Mit unserem Korrespondenten in der Region, Serge Daniel

In Bissau mit Präsident Umaro Sissoko Embalo, dem derzeitigen Präsidenten der Wirtschaftsgemeinschaft der westafrikanischen Staaten, in Lomé mit Präsident Faure Gnassingbe, einer Schlüsselfigur in der Akte, oder sogar in Abidjan, alle unsere Gesprächspartner versammeln sich einstimmig: Die Linien bewegen sich .

Die nach Bamako entsandte Delegation erzielte Ergebnisse. Der Fall der 46 in Mali festgehaltenen ivorischen Soldaten wurde zwar vor Gericht gebracht, aber die malischen Behörden setzen sich zunehmend für eine gütliche Einigung ein. “ Möchten Sie wissen, wann wir weißen Rauch sehen werden? Sei Geduldig ! Eine Quelle steht im Mittelpunkt der Verhandlungen.

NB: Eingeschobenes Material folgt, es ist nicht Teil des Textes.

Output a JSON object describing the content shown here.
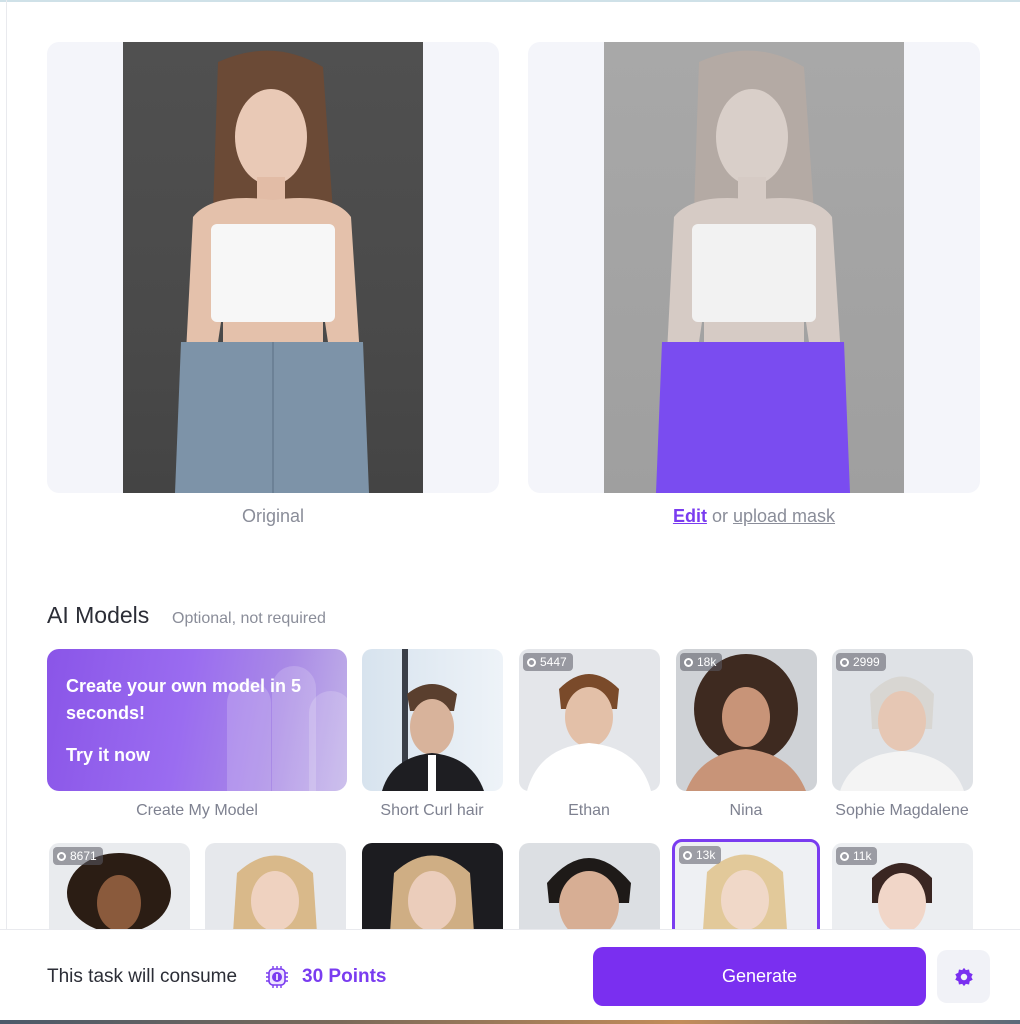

Während des Treffens mit dem Präsidenten der Übergangsphase, Asi Guta, stellten einige fest, dass die Dinge sein könnten geh schnell „.“ Vorausgesetzt, es gibt kein Braten auf der Leitung Dieselbe Quelle fügt hinzu. Auch ein enger Berater von Oberst Assimi Goïta ist optimistisch.

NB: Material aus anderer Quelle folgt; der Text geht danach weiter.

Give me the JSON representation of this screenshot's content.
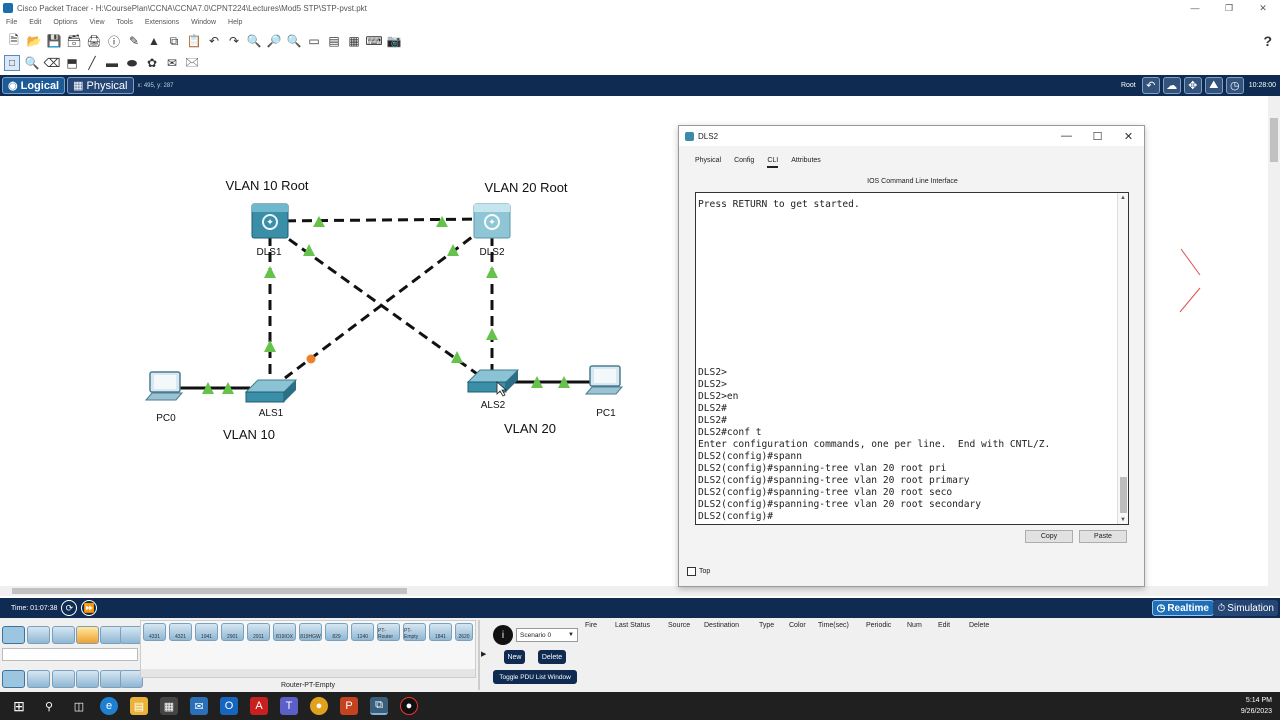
{
  "window": {
    "title": "Cisco Packet Tracer - H:\\CoursePlan\\CCNA\\CCNA7.0\\CPNT224\\Lectures\\Mod5 STP\\STP-pvst.pkt"
  },
  "menu": [
    "File",
    "Edit",
    "Options",
    "View",
    "Tools",
    "Extensions",
    "Window",
    "Help"
  ],
  "toolbar": {
    "help_label": "?"
  },
  "nav": {
    "logical_label": "Logical",
    "physical_label": "Physical",
    "coords": "x: 495, y: 287",
    "root_label": "Root",
    "clock": "10:28:00"
  },
  "topology": {
    "vlan10_root_label": "VLAN 10 Root",
    "vlan20_root_label": "VLAN 20 Root",
    "vlan10_label": "VLAN 10",
    "vlan20_label": "VLAN 20",
    "devices": {
      "dls1": "DLS1",
      "dls2": "DLS2",
      "als1": "ALS1",
      "als2": "ALS2",
      "pc0": "PC0",
      "pc1": "PC1"
    },
    "link_states": {
      "up": "#66c24a",
      "blocking": "#f07f2c"
    }
  },
  "dialog": {
    "title": "DLS2",
    "tabs": [
      "Physical",
      "Config",
      "CLI",
      "Attributes"
    ],
    "selected_tab": "CLI",
    "cli_header": "IOS Command Line Interface",
    "cli_output": "Press RETURN to get started.\n\n\n\n\n\n\n\n\n\n\n\n\n\nDLS2>\nDLS2>\nDLS2>en\nDLS2#\nDLS2#\nDLS2#conf t\nEnter configuration commands, one per line.  End with CNTL/Z.\nDLS2(config)#spann\nDLS2(config)#spanning-tree vlan 20 root pri\nDLS2(config)#spanning-tree vlan 20 root primary\nDLS2(config)#spanning-tree vlan 20 root seco\nDLS2(config)#spanning-tree vlan 20 root secondary\nDLS2(config)#",
    "copy_label": "Copy",
    "paste_label": "Paste",
    "top_label": "Top"
  },
  "status": {
    "time": "Time: 01:07:38",
    "realtime_label": "Realtime",
    "simulation_label": "Simulation"
  },
  "device_list": {
    "models": [
      "4331",
      "4321",
      "1941",
      "2901",
      "2911",
      "819IOX",
      "819HGW",
      "829",
      "1240",
      "PT-Router",
      "PT-Empty",
      "1841",
      "2620"
    ],
    "selected_model": "Router-PT-Empty"
  },
  "scenario": {
    "selected": "Scenario 0",
    "new_label": "New",
    "delete_label": "Delete",
    "toggle_label": "Toggle PDU List Window"
  },
  "pdu_columns": [
    "Fire",
    "Last Status",
    "Source",
    "Destination",
    "Type",
    "Color",
    "Time(sec)",
    "Periodic",
    "Num",
    "Edit",
    "Delete"
  ],
  "taskbar": {
    "time": "5:14 PM",
    "date": "9/26/2023"
  }
}
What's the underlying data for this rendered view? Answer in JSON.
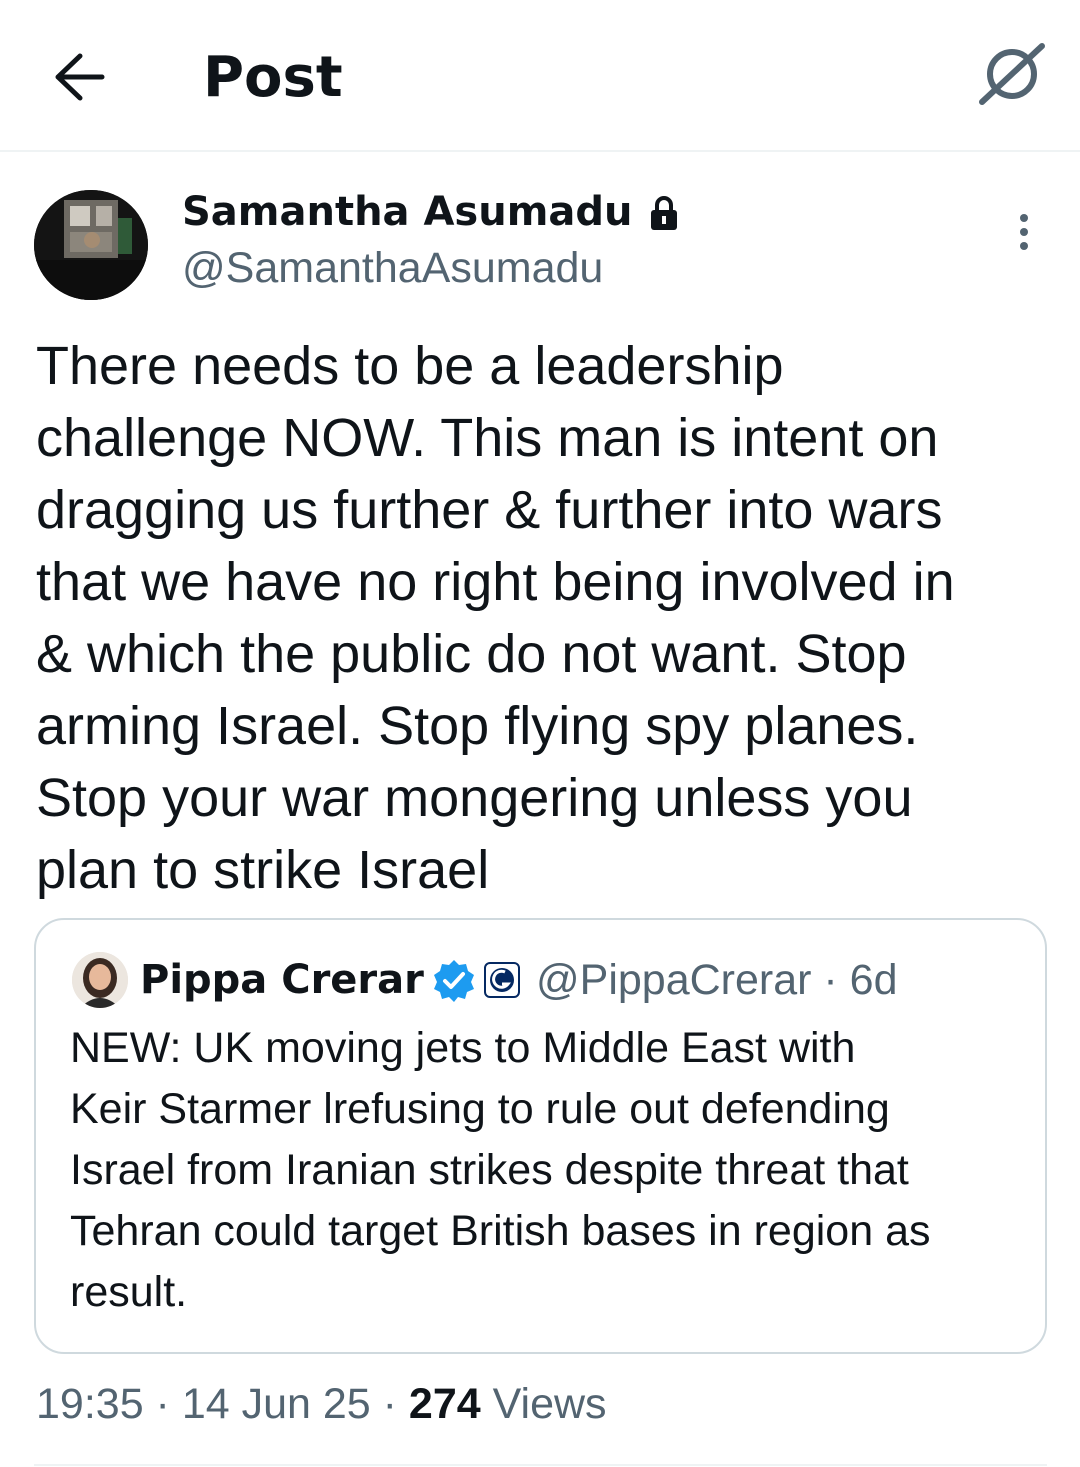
{
  "header": {
    "title": "Post",
    "back_icon": "arrow-left-icon",
    "grok_icon": "grok-icon"
  },
  "post": {
    "author_name": "Samantha Asumadu",
    "author_handle": "@SamanthaAsumadu",
    "protected_icon": "lock-icon",
    "more_icon": "more-vertical-icon",
    "text_lines": [
      "There needs to be a leadership",
      "challenge NOW. This man is intent on",
      "dragging us further & further into wars",
      "that we have no right being involved in",
      "& which the public do not want. Stop",
      "arming Israel. Stop flying spy planes.",
      "Stop your war mongering unless you",
      "plan to strike Israel"
    ],
    "timestamp": "19:35 · 14 Jun 25 · ",
    "views_count": "274",
    "views_label": " Views"
  },
  "quote": {
    "author_name": "Pippa Crerar",
    "verified_icon": "verified-badge-icon",
    "org_icon": "guardian-logo-icon",
    "author_handle": "@PippaCrerar",
    "age": " · 6d",
    "text_lines": [
      "NEW: UK moving jets to Middle East with",
      "Keir Starmer lrefusing to rule out defending",
      "Israel from Iranian strikes despite threat that",
      "Tehran could target British bases in region as",
      "result."
    ]
  },
  "colors": {
    "text": "#0f1419",
    "secondary": "#536471",
    "border": "#cfd9de",
    "verified": "#1d9bf0"
  }
}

Der Besuch der subregionalen Gesandten wurde auch vom äußerst einflussreichen religiösen Führer des Nioro Financial District aufmerksam verfolgt. Sie intervenierte auch mit dem Ziel, 46 Soldaten aus Côte d’Ivoire freizulassen, nachdem sie am Tag zuvor eine Delegation aus Côte d’Ivoire empfangen hatte, darunter insbesondere ein malischer Geschäftsmann und ein Berater, der beim ivorischen Präsidenten sehr beliebt ist.